Phenotypic variation in growth and biomass distribution for two advanced-generation pedigrees of hybrid poplar

Abstract

To assess the genetic control of biomass distribution in trees, phenotypic variation in the distribution of dry mass to stems, branches, leaves, coarse roots, and fine roots was examined in two hybrid poplar (Populus trichocarpa Torr. & A. Gray (T) × Populus deltoides Bartr. ex Marsh. (D)) families grown under field conditions. Family 331 was an inbred F2(TD × TD) pedigree, whereas family 13 was an outbred backcross BC1(TD × D) pedigree. Fractional distribution of total whole-tree biomass to shoots and roots during their establishment year averaged (±SD) 0.62 ± 0.09 and 0.38 ± 0.09, respectively, across 247 genotypes in family 331, and 0.57 ± 0.06 and 0.43 ± 0.06, respectively, across 160 genotypes in family 13. In contrast, fractional distribution of total biomass in 2-year-old trees was 0.79 ± 0.04 to shoots and 0.21 ± 0.04 to roots.
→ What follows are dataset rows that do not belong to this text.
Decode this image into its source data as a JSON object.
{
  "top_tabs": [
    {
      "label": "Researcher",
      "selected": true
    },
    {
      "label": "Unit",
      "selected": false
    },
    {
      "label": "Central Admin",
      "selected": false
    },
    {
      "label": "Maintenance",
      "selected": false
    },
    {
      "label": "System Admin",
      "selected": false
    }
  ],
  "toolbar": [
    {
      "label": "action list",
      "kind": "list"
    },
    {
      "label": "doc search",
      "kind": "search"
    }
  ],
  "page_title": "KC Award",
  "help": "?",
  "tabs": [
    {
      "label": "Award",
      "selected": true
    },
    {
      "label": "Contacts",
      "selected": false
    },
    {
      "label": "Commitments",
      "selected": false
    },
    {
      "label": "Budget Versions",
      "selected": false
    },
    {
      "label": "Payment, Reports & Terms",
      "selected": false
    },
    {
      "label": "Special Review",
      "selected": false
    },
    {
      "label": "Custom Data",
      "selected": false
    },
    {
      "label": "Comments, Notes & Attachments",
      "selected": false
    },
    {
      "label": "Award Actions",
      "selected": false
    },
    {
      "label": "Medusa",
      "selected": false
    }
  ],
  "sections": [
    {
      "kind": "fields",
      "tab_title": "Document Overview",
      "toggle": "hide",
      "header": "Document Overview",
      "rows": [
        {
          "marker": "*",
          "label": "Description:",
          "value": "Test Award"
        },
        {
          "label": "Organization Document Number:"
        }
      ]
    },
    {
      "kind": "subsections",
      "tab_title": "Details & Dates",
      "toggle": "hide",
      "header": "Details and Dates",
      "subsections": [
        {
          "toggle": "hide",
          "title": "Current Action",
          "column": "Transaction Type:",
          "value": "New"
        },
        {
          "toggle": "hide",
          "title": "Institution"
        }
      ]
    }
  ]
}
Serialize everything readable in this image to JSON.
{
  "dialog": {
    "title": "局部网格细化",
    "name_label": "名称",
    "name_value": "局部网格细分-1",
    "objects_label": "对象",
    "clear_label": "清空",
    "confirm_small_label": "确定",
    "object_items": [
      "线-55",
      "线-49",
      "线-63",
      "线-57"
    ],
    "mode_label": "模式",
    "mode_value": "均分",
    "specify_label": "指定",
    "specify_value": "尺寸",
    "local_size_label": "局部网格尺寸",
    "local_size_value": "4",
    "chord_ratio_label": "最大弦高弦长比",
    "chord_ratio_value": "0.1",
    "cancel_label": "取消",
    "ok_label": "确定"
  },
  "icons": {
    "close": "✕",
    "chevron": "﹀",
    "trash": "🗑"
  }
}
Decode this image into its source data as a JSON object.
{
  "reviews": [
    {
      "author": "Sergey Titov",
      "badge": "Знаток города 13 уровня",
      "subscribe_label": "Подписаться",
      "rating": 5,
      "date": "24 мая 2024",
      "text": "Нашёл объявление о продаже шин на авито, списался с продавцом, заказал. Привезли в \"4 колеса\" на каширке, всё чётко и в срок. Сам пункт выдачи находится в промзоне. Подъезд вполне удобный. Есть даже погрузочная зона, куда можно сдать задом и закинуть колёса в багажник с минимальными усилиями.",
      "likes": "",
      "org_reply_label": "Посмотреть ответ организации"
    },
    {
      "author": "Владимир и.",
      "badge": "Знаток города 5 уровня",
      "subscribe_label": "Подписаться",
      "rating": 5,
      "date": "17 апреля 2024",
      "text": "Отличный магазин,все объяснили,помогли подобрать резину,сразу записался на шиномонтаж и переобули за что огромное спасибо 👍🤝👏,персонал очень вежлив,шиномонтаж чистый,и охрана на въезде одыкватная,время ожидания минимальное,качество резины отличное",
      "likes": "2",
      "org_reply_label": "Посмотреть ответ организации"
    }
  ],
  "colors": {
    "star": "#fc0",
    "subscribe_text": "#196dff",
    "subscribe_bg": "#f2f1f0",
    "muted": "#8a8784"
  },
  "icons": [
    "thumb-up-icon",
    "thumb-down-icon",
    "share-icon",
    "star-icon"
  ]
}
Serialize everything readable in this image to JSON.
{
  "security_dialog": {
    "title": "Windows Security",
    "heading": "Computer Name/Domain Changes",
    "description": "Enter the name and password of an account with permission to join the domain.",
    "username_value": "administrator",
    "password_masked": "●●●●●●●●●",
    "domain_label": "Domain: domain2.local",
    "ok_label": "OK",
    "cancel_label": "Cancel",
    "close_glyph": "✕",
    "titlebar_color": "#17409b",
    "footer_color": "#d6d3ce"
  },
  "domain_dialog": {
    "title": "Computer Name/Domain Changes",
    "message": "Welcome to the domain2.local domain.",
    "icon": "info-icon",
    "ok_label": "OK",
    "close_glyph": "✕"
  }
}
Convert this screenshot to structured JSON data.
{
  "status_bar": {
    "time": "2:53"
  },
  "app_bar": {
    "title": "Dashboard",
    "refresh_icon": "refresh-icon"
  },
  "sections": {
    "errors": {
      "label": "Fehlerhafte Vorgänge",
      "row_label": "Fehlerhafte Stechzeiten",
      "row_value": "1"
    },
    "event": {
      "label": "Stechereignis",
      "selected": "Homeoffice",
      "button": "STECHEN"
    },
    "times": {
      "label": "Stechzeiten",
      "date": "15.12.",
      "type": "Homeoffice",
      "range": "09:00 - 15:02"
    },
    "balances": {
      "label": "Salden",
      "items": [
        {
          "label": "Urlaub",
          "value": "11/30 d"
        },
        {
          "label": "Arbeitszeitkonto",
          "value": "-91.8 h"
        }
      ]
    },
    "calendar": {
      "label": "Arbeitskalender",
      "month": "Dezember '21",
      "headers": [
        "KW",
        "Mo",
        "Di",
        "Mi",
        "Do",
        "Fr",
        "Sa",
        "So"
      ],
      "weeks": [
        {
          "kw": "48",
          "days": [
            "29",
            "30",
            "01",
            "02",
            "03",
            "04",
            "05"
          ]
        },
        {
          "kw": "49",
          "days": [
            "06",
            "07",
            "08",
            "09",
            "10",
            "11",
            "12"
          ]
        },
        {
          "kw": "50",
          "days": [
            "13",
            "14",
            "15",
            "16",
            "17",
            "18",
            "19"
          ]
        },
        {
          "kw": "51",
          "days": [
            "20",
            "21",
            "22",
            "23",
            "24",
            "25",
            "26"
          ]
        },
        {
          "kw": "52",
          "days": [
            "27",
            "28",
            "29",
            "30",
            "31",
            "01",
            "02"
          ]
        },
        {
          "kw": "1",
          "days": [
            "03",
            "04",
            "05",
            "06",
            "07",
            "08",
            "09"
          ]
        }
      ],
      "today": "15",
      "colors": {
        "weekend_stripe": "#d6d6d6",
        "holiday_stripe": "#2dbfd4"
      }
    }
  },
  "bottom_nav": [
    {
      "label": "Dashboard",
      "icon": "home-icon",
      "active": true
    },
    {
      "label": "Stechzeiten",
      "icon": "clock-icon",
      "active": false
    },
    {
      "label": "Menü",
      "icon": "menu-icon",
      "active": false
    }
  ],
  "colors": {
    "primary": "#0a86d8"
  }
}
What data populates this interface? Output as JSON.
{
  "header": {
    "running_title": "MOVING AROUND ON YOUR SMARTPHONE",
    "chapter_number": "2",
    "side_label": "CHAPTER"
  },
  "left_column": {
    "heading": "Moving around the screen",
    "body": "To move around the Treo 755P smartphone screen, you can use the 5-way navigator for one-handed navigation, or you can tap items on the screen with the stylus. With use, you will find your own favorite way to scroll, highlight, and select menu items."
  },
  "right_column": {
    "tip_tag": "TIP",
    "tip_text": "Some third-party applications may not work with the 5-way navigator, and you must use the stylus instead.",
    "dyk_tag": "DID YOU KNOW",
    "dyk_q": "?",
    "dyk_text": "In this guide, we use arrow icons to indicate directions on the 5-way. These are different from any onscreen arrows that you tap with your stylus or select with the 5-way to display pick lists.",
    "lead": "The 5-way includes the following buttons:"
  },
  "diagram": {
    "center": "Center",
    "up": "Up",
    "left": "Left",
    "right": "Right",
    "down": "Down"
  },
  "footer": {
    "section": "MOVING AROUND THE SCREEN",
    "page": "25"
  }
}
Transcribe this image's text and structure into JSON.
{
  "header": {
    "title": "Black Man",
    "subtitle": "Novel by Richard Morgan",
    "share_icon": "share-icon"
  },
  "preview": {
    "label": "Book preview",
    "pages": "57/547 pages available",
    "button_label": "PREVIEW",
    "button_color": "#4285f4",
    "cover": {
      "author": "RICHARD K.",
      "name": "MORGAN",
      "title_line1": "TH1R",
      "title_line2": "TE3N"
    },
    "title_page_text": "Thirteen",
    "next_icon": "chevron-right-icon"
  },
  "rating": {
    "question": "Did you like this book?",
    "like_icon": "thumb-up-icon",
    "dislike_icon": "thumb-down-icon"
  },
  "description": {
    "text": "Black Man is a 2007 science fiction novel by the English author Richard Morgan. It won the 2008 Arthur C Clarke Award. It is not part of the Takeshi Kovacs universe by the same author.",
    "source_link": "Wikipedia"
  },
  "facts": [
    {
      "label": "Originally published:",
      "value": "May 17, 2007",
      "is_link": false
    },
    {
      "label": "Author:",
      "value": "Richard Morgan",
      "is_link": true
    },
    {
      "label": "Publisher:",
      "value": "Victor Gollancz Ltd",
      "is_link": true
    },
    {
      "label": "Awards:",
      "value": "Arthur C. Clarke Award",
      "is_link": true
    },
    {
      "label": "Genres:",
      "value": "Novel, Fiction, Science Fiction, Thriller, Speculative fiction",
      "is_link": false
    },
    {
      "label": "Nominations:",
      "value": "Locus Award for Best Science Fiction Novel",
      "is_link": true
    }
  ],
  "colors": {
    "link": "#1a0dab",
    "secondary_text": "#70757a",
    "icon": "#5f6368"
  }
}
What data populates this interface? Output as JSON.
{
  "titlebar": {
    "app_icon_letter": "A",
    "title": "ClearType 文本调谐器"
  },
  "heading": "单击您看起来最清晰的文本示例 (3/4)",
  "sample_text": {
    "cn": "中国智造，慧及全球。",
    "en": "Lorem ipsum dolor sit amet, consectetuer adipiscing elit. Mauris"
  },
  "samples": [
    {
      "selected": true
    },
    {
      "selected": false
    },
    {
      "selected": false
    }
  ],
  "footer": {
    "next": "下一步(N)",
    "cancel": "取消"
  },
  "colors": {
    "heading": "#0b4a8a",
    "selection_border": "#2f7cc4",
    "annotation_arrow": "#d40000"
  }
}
Allometric analysis indicated that as trees increased in age, biomass was preferentially distributed to stems and branches, whereas distribution to roots declined. Quantitative trait loci (QTL) analysis for family 13 indicated 31 QTL (likelihood of odds >2.5) for traits measured. The percent phenotypic variation explained by any single QTL ranged from 7.5% to 18.3% and averaged 11.2% across all QTL. These results show that aboveground and belowground patterns of biomass distribution are under genetic control. This finding has wide-ranging implications for carbon sequestration, phytoremediation, and basic biological research in trees.